L'histoire :
Il y a eu ce foutu contrat, ce dégénéré au goitre naissant qui a tout fait foirer. Il y a eu l’incendie… Et si certains, tels Hambone et Ophélia, ont pu sauver leurs fesses, Bull Rockwell et Elmer Turpin ont, eux, payé l’addition de leurs mauvaises intentions. Aujourd’hui, Elmer sort de l’hôpital de Vicksburg. Dehors, la Grande Dépression continue de polluer l’Amérique et un fourgon cellulaire attend le convalescent. Pas question pour autant de se laisser faire : les médecins ont prédit à Elmer qu’il ne ferait pas de vieux os. C’est donc la belle que le voyou se fait aujourd’hui, pour ne pas passer le peu de temps qu’il lui reste derrière les barreaux. Zimmerman, un petit luthier grincheux, fera les frais de ce besoin de liberté en se trouvant contraint de vider le contenu de son tiroir-caisse devant la mitraillette énervée du fuyard. Ensuite, l’objectif est la station essence de Humbolt Sabich : Elmer a de vieux comptes à régler avec le fils ainé. Mais bien des choses ont changé. En ces temps de crises où des millions d’américains n’ont plus rien, tout le monde veut sauver sa peau, changer de vie. Pas sûr qu’Elmer ait choisi la bonne option…
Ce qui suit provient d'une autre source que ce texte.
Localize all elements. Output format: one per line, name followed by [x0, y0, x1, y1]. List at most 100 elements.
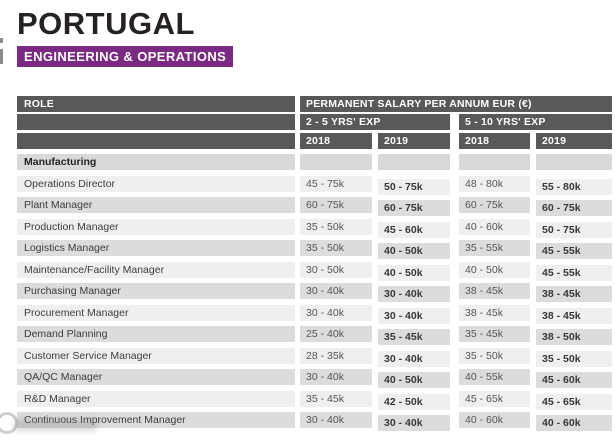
role-cell: Demand Planning — [17, 326, 295, 342]
role-cell: QA/QC Manager — [17, 369, 295, 385]
salary-value-cell: 45 - 65k — [459, 390, 530, 407]
year-header-2019-a: 2019 — [378, 133, 450, 149]
empty-cell — [459, 154, 530, 170]
section-row: Manufacturing — [17, 154, 612, 170]
role-cell: Maintenance/Facility Manager — [17, 261, 295, 278]
watermark-smudge — [14, 419, 98, 431]
salary-value-cell: 30 - 50k — [300, 261, 372, 278]
salary-table: ROLE PERMANENT SALARY PER ANNUM EUR (€) … — [17, 96, 612, 434]
salary-value-cell: 60 - 75k — [536, 200, 612, 216]
role-column-header: ROLE — [17, 96, 295, 112]
table-row: Purchasing Manager 30 - 40k 30 - 40k 38 - 4… — [17, 283, 612, 302]
role-cell: R&D Manager — [17, 390, 295, 407]
salary-column-header: PERMANENT SALARY PER ANNUM EUR (€) — [300, 96, 612, 112]
salary-value-cell: 35 - 50k — [300, 240, 372, 256]
salary-value-cell: 35 - 55k — [459, 240, 530, 256]
table-row: Customer Service Manager 28 - 35k 30 - 40k… — [17, 347, 612, 367]
salary-value-cell: 25 - 40k — [300, 326, 372, 342]
role-cell: Plant Manager — [17, 197, 295, 213]
role-cell: Logistics Manager — [17, 240, 295, 256]
discipline-badge: ENGINEERING & OPERATIONS — [17, 46, 234, 67]
role-cell: Purchasing Manager — [17, 283, 295, 299]
salary-value-cell: 45 - 60k — [378, 221, 450, 238]
salary-value-cell: 40 - 50k — [378, 243, 450, 259]
salary-value-cell: 35 - 45k — [378, 329, 450, 345]
year-header-row: 2018 2019 2018 2019 — [17, 133, 612, 149]
watermark-stamp — [0, 412, 18, 434]
page-title: PORTUGAL — [17, 6, 195, 41]
table-row: Maintenance/Facility Manager 30 - 50k 40 -… — [17, 261, 612, 281]
empty-cell — [536, 154, 612, 170]
salary-value-cell: 35 - 45k — [459, 326, 530, 342]
empty-cell — [378, 154, 450, 170]
salary-value-cell: 45 - 75k — [300, 175, 372, 192]
salary-value-cell: 30 - 40k — [378, 350, 450, 367]
table-row: Production Manager 35 - 50k 45 - 60k 40 - 6… — [17, 218, 612, 238]
table-row: QA/QC Manager 30 - 40k 40 - 50k 40 - 55k 45 … — [17, 369, 612, 388]
salary-value-cell: 38 - 50k — [536, 329, 612, 345]
salary-value-cell: 28 - 35k — [300, 347, 372, 364]
salary-value-cell: 40 - 50k — [459, 261, 530, 278]
salary-value-cell: 48 - 80k — [459, 175, 530, 192]
salary-value-cell: 50 - 75k — [536, 221, 612, 238]
salary-value-cell: 40 - 50k — [378, 264, 450, 281]
empty-cell — [300, 154, 372, 170]
salary-value-cell: 40 - 60k — [459, 218, 530, 235]
table-row: Procurement Manager 30 - 40k 30 - 40k 38 - … — [17, 304, 612, 324]
role-cell: Production Manager — [17, 218, 295, 235]
header-spacer — [17, 133, 295, 149]
experience-header-row: 2 - 5 YRS' EXP 5 - 10 YRS' EXP — [17, 114, 612, 130]
page-edge-artifact — [0, 49, 3, 64]
table-header-row: ROLE PERMANENT SALARY PER ANNUM EUR (€) — [17, 96, 612, 112]
table-row: Demand Planning 25 - 40k 35 - 45k 35 - 45k 3… — [17, 326, 612, 345]
table-row: Continuous Improvement Manager 30 - 40k 30… — [17, 412, 612, 431]
year-header-2019-b: 2019 — [536, 133, 612, 149]
salary-value-cell: 30 - 40k — [300, 412, 372, 428]
table-row: R&D Manager 35 - 45k 42 - 50k 45 - 65k 45 - … — [17, 390, 612, 410]
role-cell: Operations Director — [17, 175, 295, 192]
salary-value-cell: 40 - 50k — [378, 372, 450, 388]
role-cell: Procurement Manager — [17, 304, 295, 321]
salary-value-cell: 40 - 60k — [459, 412, 530, 428]
salary-value-cell: 38 - 45k — [459, 304, 530, 321]
table-row: Operations Director 45 - 75k 50 - 75k 48 - … — [17, 175, 612, 195]
table-row: Logistics Manager 35 - 50k 40 - 50k 35 - 55… — [17, 240, 612, 259]
page-edge-artifact — [0, 38, 3, 43]
salary-value-cell: 42 - 50k — [378, 393, 450, 410]
salary-value-cell: 30 - 40k — [300, 283, 372, 299]
salary-value-cell: 30 - 40k — [378, 415, 450, 431]
role-cell: Customer Service Manager — [17, 347, 295, 364]
salary-value-cell: 50 - 75k — [378, 178, 450, 195]
salary-value-cell: 40 - 60k — [536, 415, 612, 431]
year-header-2018-b: 2018 — [459, 133, 530, 149]
salary-value-cell: 30 - 40k — [300, 304, 372, 321]
table-body: Operations Director 45 - 75k 50 - 75k 48 - … — [17, 175, 612, 431]
salary-value-cell: 38 - 45k — [459, 283, 530, 299]
salary-value-cell: 30 - 40k — [378, 307, 450, 324]
salary-value-cell: 45 - 55k — [536, 264, 612, 281]
salary-value-cell: 30 - 40k — [300, 369, 372, 385]
salary-value-cell: 60 - 75k — [300, 197, 372, 213]
role-cell: Continuous Improvement Manager — [17, 412, 295, 428]
salary-value-cell: 30 - 40k — [378, 286, 450, 302]
salary-value-cell: 60 - 75k — [378, 200, 450, 216]
header-spacer — [17, 114, 295, 130]
salary-value-cell: 38 - 45k — [536, 286, 612, 302]
salary-value-cell: 35 - 50k — [536, 350, 612, 367]
salary-value-cell: 45 - 60k — [536, 372, 612, 388]
section-label: Manufacturing — [17, 154, 295, 170]
salary-value-cell: 55 - 80k — [536, 178, 612, 195]
salary-value-cell: 60 - 75k — [459, 197, 530, 213]
exp-group-1-header: 2 - 5 YRS' EXP — [300, 114, 450, 130]
salary-value-cell: 45 - 55k — [536, 243, 612, 259]
salary-value-cell: 35 - 50k — [459, 347, 530, 364]
salary-value-cell: 35 - 50k — [300, 218, 372, 235]
salary-value-cell: 45 - 65k — [536, 393, 612, 410]
table-row: Plant Manager 60 - 75k 60 - 75k 60 - 75k 60 … — [17, 197, 612, 216]
salary-value-cell: 40 - 55k — [459, 369, 530, 385]
exp-group-2-header: 5 - 10 YRS' EXP — [459, 114, 612, 130]
year-header-2018-a: 2018 — [300, 133, 372, 149]
salary-value-cell: 38 - 45k — [536, 307, 612, 324]
salary-value-cell: 35 - 45k — [300, 390, 372, 407]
Ce qu'on en pense sur la planète BD :
Entamé à Huzlehurst et ses 2027 âmes, le blues composé par Igort et Leila Marzocchi poursuit sa douloureuse partition sur les rives du Mississippi. Une autre ville, quelques identiques protagonistes et de nouvelles figures se posent sur le manche de la guitare, pour nous jouer quelques mesures de la Grande Dépression. Chômage, racisme, mais surtout égoïsme exacerbé par la misère et l’inaliénable instinct de survie, s’incrustent tout au long de cette complainte écorchée. A nouveau et d’abord portée par son atmosphère, l’histoire est posée par à-coups. On passe ainsi d’un destin à l’autre, on suit peu à peu leurs connexions, évidemment douloureuses, évidemment tragiques. A force de drames, englués dans ce fatalisme communicatif, on se détacherait presque des personnages, convaincus qu’ils ne feront pas long feu. Pourtant, le scénario est bien plus malin, ouvrant le ciel alourdi de quelques éclaircies. Ainsi, il y a ce jeune homme peu inquiet de sa pauvreté et impatient de connaitre son futur neveu, notre guitariste amoureux, un peu passif mais reprenant goût à la musique… Et plus globalement, tout ceux cherchant à infléchir leur destinée avec plus de succès qu’Elmer Turpin. En somme, un final de couplet tendant à démontrer que la vie est bien plus forte que tout. Pour ce qui est de la manière de faire, la voix-off sert à nouveau de métronome et le découpage d’apparence haché est plutôt efficace pour distiller la partition. Evidemment, le morceau proposé perdrait de sa tonalité sans ce dessin atypique, au charme accrocheur, qu’on croirait gravé dans le cuivre et qui imprime toute la force émotionnelle de cette ballade définitivement envoutante.